Internship and Researcher Opportunities

An internship is becoming an increasingly valuable experience as part of a doctoral program in the humanities. Through such internships, the Humanities Center is offering opportunities for humanities graduate students to increase interdisciplinary fluency and research capacity within the academy, as well as translate the value of their training for multiple career pathways. Descriptions of these opportunities can be found below. If you are interested in an internship for AY 2021-2022, please contact SueJeanne Koh, Graduate Futures Program Director, at

Humanities Out There (HOT) Public Fellows

Launched by the Humanities Commons in 2016, the Humanities Out There Public Fellows Program provides PhD students in the Humanities with the opportunity to contribute to program development, research, and communications at local arts and cultures institutions. By applying their Humanities research, analysis, and pedagogical skills, Public Fellows expand their professional horizons while making meaningful contributions to partner organizations.

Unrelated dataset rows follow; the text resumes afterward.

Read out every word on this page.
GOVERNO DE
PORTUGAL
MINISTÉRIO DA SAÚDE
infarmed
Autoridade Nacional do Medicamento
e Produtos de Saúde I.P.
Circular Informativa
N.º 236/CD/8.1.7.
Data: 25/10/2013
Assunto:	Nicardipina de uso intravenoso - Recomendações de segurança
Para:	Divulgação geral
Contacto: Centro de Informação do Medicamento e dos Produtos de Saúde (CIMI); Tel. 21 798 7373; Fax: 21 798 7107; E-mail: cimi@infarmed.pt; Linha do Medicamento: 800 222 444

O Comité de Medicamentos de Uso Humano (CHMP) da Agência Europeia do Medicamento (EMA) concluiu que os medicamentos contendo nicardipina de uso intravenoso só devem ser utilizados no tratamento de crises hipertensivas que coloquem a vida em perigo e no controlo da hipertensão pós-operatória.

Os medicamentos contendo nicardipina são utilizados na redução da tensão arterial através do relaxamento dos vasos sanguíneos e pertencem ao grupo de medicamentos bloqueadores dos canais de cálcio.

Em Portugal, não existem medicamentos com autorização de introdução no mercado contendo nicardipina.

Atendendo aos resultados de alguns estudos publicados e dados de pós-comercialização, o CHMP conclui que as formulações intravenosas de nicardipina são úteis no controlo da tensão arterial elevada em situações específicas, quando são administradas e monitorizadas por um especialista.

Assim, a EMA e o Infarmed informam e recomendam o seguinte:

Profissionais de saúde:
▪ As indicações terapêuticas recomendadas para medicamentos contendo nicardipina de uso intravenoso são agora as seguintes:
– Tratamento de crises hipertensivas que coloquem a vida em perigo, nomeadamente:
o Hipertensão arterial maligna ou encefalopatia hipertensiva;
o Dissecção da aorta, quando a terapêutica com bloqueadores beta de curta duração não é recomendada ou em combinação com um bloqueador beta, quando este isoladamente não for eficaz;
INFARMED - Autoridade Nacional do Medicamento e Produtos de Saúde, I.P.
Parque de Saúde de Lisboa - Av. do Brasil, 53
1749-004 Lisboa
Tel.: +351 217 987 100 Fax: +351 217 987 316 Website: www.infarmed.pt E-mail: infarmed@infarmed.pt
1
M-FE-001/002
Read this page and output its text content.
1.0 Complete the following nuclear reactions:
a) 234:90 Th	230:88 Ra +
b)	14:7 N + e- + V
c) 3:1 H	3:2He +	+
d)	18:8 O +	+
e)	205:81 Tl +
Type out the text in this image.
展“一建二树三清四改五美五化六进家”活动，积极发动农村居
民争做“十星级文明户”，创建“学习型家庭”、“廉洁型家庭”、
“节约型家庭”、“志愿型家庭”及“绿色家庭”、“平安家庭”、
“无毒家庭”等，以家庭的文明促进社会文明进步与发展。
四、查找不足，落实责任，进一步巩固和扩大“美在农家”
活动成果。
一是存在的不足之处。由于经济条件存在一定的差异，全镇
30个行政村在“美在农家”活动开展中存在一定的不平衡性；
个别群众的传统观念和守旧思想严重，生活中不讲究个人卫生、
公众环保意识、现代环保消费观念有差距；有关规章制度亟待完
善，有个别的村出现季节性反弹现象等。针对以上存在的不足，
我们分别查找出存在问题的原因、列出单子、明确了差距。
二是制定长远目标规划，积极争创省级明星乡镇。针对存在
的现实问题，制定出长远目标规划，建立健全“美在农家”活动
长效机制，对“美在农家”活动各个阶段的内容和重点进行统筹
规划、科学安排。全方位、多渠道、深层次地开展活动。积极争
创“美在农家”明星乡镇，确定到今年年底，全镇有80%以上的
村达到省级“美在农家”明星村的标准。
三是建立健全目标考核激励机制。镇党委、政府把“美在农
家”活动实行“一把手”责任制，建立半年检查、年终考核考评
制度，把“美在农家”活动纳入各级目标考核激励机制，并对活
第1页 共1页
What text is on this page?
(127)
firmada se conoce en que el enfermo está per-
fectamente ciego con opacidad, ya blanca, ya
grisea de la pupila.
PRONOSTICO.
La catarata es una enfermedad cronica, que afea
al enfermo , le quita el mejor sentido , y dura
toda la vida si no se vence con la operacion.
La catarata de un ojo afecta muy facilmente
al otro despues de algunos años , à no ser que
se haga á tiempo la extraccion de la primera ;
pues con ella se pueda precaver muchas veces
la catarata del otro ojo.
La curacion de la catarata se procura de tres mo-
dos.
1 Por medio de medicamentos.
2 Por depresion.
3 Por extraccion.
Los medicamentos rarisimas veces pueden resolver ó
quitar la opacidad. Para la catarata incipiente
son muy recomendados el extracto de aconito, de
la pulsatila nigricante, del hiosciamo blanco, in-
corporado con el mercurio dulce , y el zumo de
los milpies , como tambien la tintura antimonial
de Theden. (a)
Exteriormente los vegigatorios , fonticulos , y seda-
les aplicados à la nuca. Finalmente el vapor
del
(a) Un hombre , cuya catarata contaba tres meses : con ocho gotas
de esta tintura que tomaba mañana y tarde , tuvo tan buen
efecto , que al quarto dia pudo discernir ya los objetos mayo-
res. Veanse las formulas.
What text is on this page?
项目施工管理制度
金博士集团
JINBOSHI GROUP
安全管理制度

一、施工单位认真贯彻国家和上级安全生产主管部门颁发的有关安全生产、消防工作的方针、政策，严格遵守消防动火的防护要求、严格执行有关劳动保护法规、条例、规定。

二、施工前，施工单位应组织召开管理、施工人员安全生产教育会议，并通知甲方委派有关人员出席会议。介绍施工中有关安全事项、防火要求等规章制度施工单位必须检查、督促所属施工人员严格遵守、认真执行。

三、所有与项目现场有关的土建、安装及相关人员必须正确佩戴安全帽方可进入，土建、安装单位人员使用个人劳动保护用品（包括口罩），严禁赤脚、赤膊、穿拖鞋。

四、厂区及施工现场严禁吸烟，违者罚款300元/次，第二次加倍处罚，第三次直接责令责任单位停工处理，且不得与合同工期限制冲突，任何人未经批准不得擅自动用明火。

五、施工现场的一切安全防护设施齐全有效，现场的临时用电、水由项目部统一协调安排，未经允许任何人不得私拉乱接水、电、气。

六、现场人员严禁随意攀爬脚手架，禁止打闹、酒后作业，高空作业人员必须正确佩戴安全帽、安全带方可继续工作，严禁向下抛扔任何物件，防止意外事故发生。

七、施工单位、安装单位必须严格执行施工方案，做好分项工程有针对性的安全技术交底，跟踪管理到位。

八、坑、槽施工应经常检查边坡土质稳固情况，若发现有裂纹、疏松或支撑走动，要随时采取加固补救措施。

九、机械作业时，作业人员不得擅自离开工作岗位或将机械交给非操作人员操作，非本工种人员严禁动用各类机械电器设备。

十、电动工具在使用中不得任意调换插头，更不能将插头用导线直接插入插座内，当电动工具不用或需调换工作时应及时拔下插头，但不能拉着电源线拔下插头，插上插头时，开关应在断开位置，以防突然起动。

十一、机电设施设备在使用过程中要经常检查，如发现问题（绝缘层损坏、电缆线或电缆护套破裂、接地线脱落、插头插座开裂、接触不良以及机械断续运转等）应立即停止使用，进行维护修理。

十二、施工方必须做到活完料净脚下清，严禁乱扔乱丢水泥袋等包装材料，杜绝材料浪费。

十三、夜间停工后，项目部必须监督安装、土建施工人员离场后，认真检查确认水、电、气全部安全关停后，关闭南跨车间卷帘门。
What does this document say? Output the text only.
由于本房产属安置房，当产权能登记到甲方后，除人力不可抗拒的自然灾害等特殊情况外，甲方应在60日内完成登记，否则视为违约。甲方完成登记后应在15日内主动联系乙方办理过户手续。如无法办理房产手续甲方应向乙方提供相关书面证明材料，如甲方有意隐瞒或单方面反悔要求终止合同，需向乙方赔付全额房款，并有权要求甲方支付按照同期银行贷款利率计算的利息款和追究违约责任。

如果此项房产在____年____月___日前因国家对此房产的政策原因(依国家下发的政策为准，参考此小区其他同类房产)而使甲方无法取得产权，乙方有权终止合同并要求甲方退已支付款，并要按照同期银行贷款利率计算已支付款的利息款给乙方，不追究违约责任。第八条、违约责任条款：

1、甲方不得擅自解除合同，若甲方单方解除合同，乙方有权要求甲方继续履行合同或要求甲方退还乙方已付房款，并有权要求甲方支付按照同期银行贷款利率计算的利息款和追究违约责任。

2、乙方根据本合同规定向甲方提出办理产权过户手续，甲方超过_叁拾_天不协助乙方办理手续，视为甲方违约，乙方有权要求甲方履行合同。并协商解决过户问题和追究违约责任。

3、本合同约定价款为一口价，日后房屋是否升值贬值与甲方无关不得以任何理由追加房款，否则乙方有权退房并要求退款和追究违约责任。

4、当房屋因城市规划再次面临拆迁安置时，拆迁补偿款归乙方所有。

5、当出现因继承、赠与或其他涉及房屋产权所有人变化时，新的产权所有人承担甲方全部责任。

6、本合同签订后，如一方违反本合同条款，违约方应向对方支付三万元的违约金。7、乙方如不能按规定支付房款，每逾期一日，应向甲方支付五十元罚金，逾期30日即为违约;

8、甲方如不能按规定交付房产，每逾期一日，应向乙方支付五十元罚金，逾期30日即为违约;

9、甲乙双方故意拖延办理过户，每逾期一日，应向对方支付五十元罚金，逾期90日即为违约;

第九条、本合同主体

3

Humanities Out There Public Fellows offers paid positions every summer for graduate students to intern in a wide range of arts and cultures institutions. Our call for applications will come out later this calendar year. A history of previous Public Fellows, partners, and projects can be found here and will be further updated.

Graduate Student Researchers and Cross-Disciplinary Researchers

These research positions offer graduate students opportunities along two trajectories. One trajectory allows them to gain administrative experience in a higher education context, strengthening their chances to work in this capacity after graduation. The other trajectory provides a unique opportunity for humanities graduate students to gain experience in collaborative research and in communicating across disciplines, as well as specific knowledge and training that will benefit their own dissertation project. 

Next Gen PhD

The academic job market has undergone significant shifts in the last few decades. Technological advancements, changes to the ways in which education is funded, and adjusting cultural attitudes about the role of graduate education in public life have generated feelings of uncertainty about what a humanities PhD can do in the 21st century. During the 2016-2017 academic year, the UCI School of Humanities, with a grant from the National Endowment for the Humanities, sought to understand these changes to American graduate education and develop solutions to rethink pedagogical practices on our campus and improve employment outcomes for graduates. 

This website gathers findings and practical information from that exploration. Students will find links to resources that will guide them in thinking strategically about their place in a fluctuating job market. Faculty mentors will find pedagogical partners and studies to assist them as they guide their students to fulfilling careers. Administrators and policy makers will find an extensive white paper that defines the problem as determined by our project committee and actionable recommendations for continued improvements to graduate humanities education at UCI.